As comunidades que não possuem territórios demarcados ou que simplesmente não possuem territórios, vivendo em áreas degradadas e inadequadas, como as margens das rodovias, sem estruturas de saneamento básico (água, comida, moradia digna) são ainda mais vulneráveis. A não demarcação de terras indígenas, bem como a exploração ilegal, significavam que algumas comunidades não podem viver da agricultura e a venda de artesanato se tornara um meio de sobrevivência. Essas comunidades são privadas de seus meios de subsistência durante a pandemia. Algumas têm problemas para poder se alimentar e o governo federal parou de fornecer cestas básicas. Segundo a Funai, a distribuição deve ser retomada este mês devido às reclamações dos povos indígenas. Várias comunidades também lançaram vaquinhas via Internet para atender às suas necessidades alimentares [14].

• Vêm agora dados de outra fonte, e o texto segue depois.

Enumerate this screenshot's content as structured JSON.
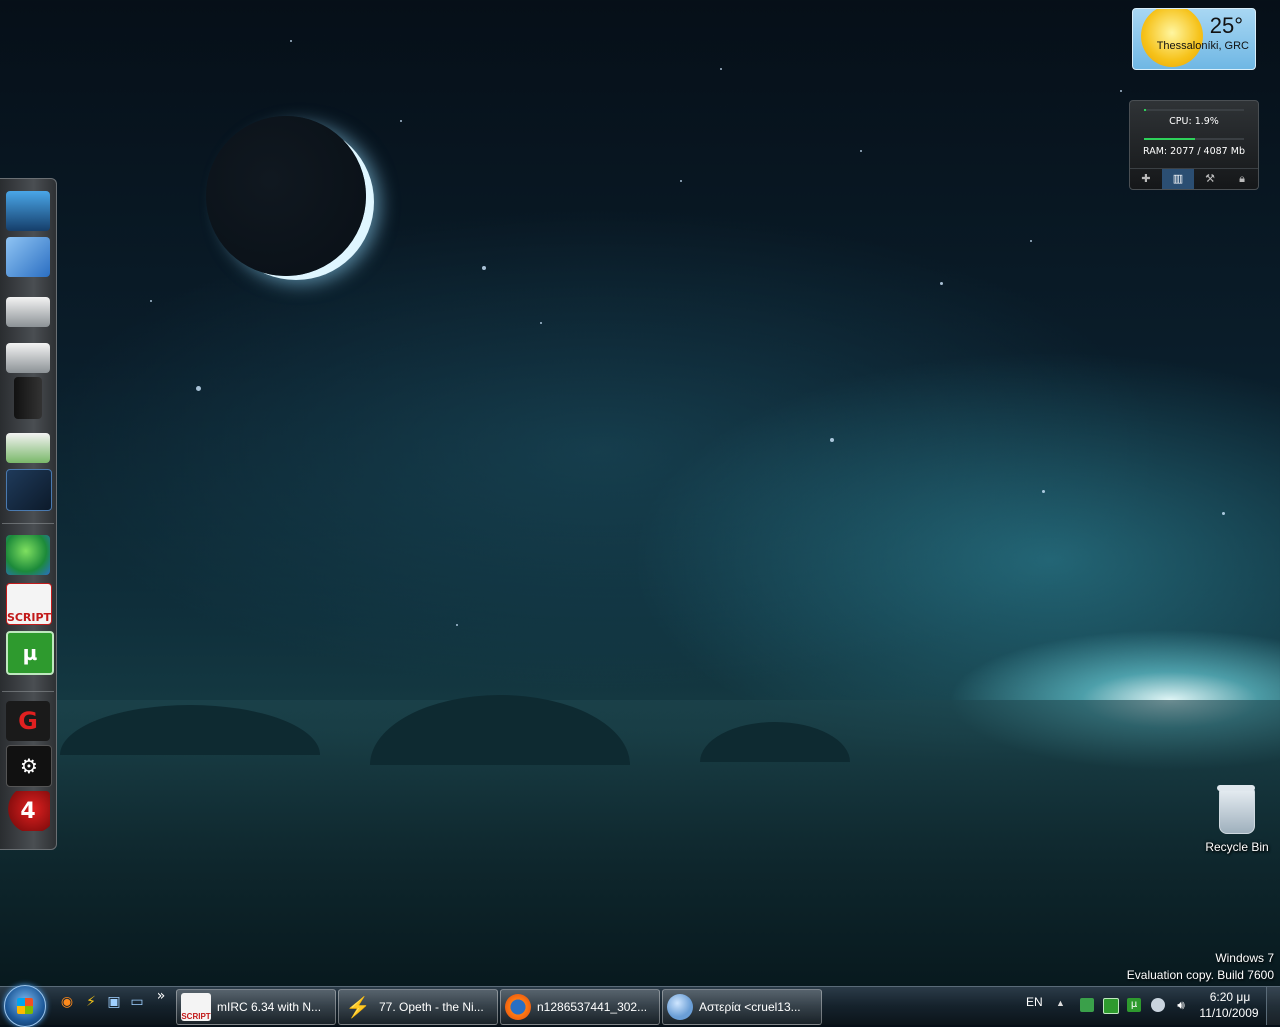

Principais demandas do movimento indígena

As violações dos direitos indígenas e a constante violência física e psicológica sofrida pelos povos indígenas perpetrados por indivíduos e grupos contrários a demarcação, inclusive por funcionários do governo, interferem na rotina da organização e impactam diretamente as comunidades. A omissão do governo federal, por não garantir os direitos territoriais, só faz intensificar o conflito e a violência. Diante disso, os povos indígenas também devem impedir a propagação do Covid-19.

A APIB enviou em 7 de abril uma série de 10 medidas de emergência que estão sendo negociadas com os governadores de cada estado para proteger os povos indígenas da propagação do Covid-19 [15]. Essas demandas exigem, entre outras coisas, a construção de hospitais de campanha reservados exclusivamente aos povos indígenas; a aquisição de testes rápidos para identificar casos suspeitos e, assim, evitar a contaminação de mais pessoas nas comunidades.

O governo de Bolsonaro deve reverter imediatamente sua posição atual de minimizar a ameaça do COVID-19 e cumprir as recomendações internacionais para conter a pandemia e proteger a população brasileira, respeitando sua diversidade.